First post here, so apologizing in advance for formatting issues and other mistakes/slips.
I am currently working on a project based on a certain believable hypothesis, but I feel like my knowledge in this area is lacking some fundamentals.
My goal is to determine (and later compare) a number of gene duplicates in genomes of some mammals for genes which code certain proteins homologous to those found in humans.
I have designed a following pipeline:
- Download human proteins fastas from uniprot.
- Download genomes from ncbi and make databases from them using makeblastdb.
- Run tblastn (e-value = 0.0001) for my set of proteins across all genomes.
- Analyze blast output for hits which meet certain criteria:
- Query coverage > 70%
- Distance between consequent hsps < 50000 bp and is not below 0 (I have accounted for frame sign)
- Same domains as in og protein (optional, not yet implemented)
- Construct a resulting table of gene duplicates number.
- Compare numbers and prove/disprove original hypothesis.
However, I am not completely sure in some of these steps, so here come my questions:
- Is it correct to count gene duplication events using this method (tblastn...)?
- If so, are my selected criteria correct?
- What is a way to test my criteria?
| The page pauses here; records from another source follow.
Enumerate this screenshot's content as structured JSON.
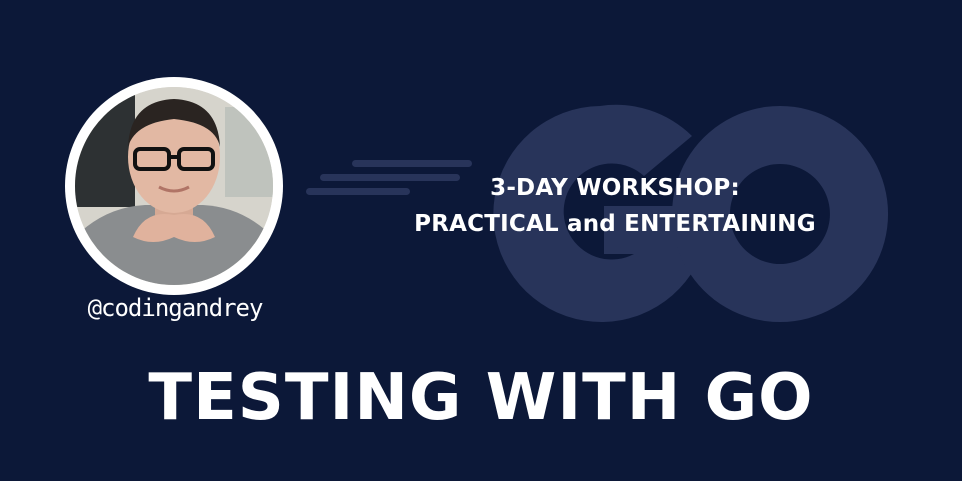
{
  "colors": {
    "background": "#0c1838",
    "logo": "#28345a",
    "text": "#ffffff"
  },
  "go_logo": "go-gopher-wordmark-icon",
  "avatar": "presenter-photo",
  "handle": "@codingandrey",
  "subtitle": {
    "line1": "3-DAY WORKSHOP:",
    "line2": "PRACTICAL and ENTERTAINING"
  },
  "title": "TESTING WITH GO"
}
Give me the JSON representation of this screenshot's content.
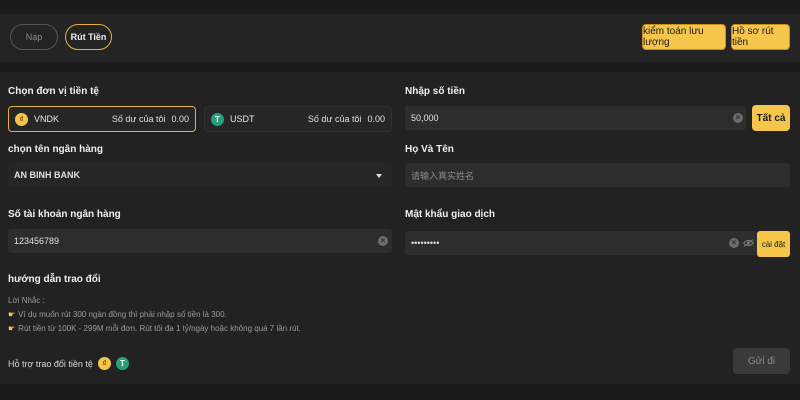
{
  "tabs": {
    "deposit": "Nạp",
    "withdraw": "Rút Tiền"
  },
  "actions": {
    "audit": "kiểm toán lưu lượng",
    "history": "Hồ sơ rút tiền"
  },
  "currency": {
    "label": "Chọn đơn vị tiền tệ",
    "balance_label": "Số dư của tôi",
    "options": [
      {
        "name": "VNDK",
        "balance": "0.00",
        "icon": "vndk-coin-icon",
        "selected": true
      },
      {
        "name": "USDT",
        "balance": "0.00",
        "icon": "tether-icon",
        "selected": false
      }
    ]
  },
  "amount": {
    "label": "Nhập số tiền",
    "value": "50,000",
    "all_button": "Tất cả"
  },
  "bank": {
    "label": "chọn tên ngân hàng",
    "value": "AN BINH BANK"
  },
  "full_name": {
    "label": "Họ Và Tên",
    "placeholder": "请输入真实姓名"
  },
  "account": {
    "label": "Số tài khoản ngân hàng",
    "value": "123456789"
  },
  "password": {
    "label": "Mật khẩu giao dịch",
    "value": "•••••••••",
    "set_button": "cài đặt"
  },
  "guide": {
    "title": "hướng dẫn trao đổi",
    "reminder": "Lời Nhắc :",
    "lines": [
      "Ví dụ muốn rút 300 ngàn đồng thì phải nhập số tiền là 300.",
      "Rút tiền từ 100K - 299M mỗi đơn. Rút tối đa 1 tỷ/ngày hoặc không quá 7 lần rút."
    ]
  },
  "support": {
    "label": "Hỗ trợ trao đổi tiền tệ"
  },
  "submit": "Gửi đi",
  "colors": {
    "accent": "#f6c64a",
    "border_accent": "#e3b23c",
    "tether": "#26a17b",
    "panel": "#222222",
    "field": "#2d2d2d"
  }
}
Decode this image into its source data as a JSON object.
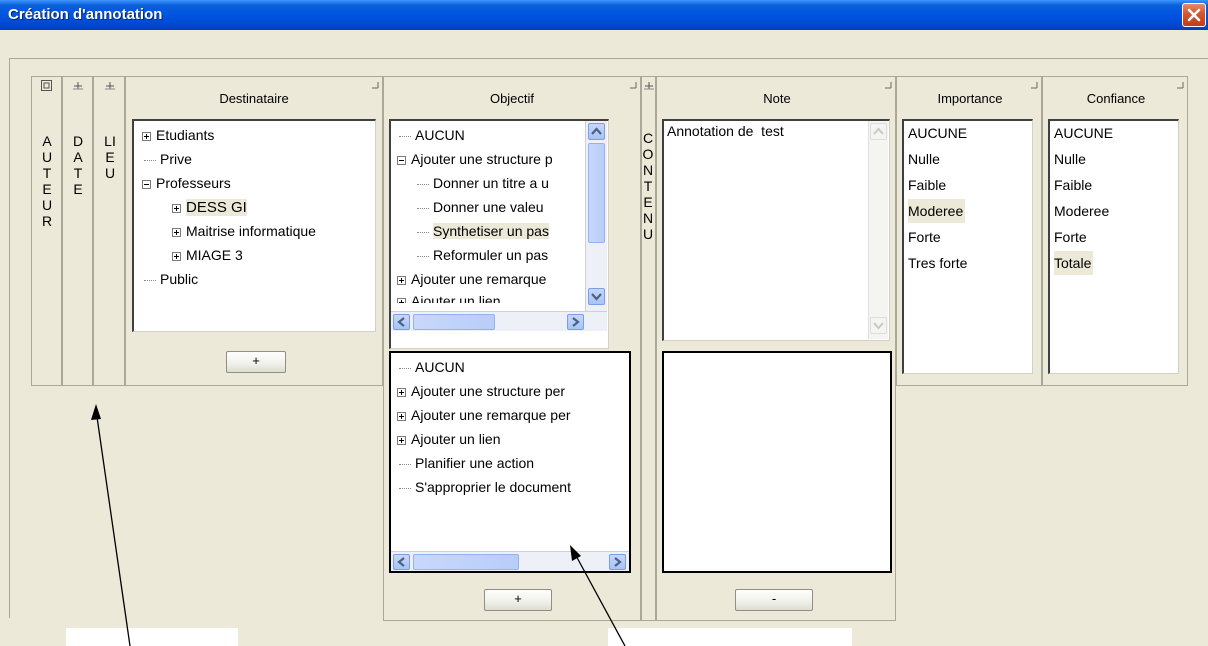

Are there databases for gene duplications numbers, at least for a human?
- (Should have asked it at the start, but well) Are there any standard methods to do this more efficiently and scientifically correct?
Any other info related to general theory behind the subject is appreciated, as well as criticism.
Hi,
This is a bit out of my daily routines, but I stumbled over the UCSC RetroGenes track some time ago.
In summary, they align all known mRNAs against the genome and inspect those closer which have at least two distinct alignments.
I hope this might help a bit.
Best,
Michael
Is there any particular reason you want to work with the genomes? Why not using the (predicted) genes in stead, or are they not available?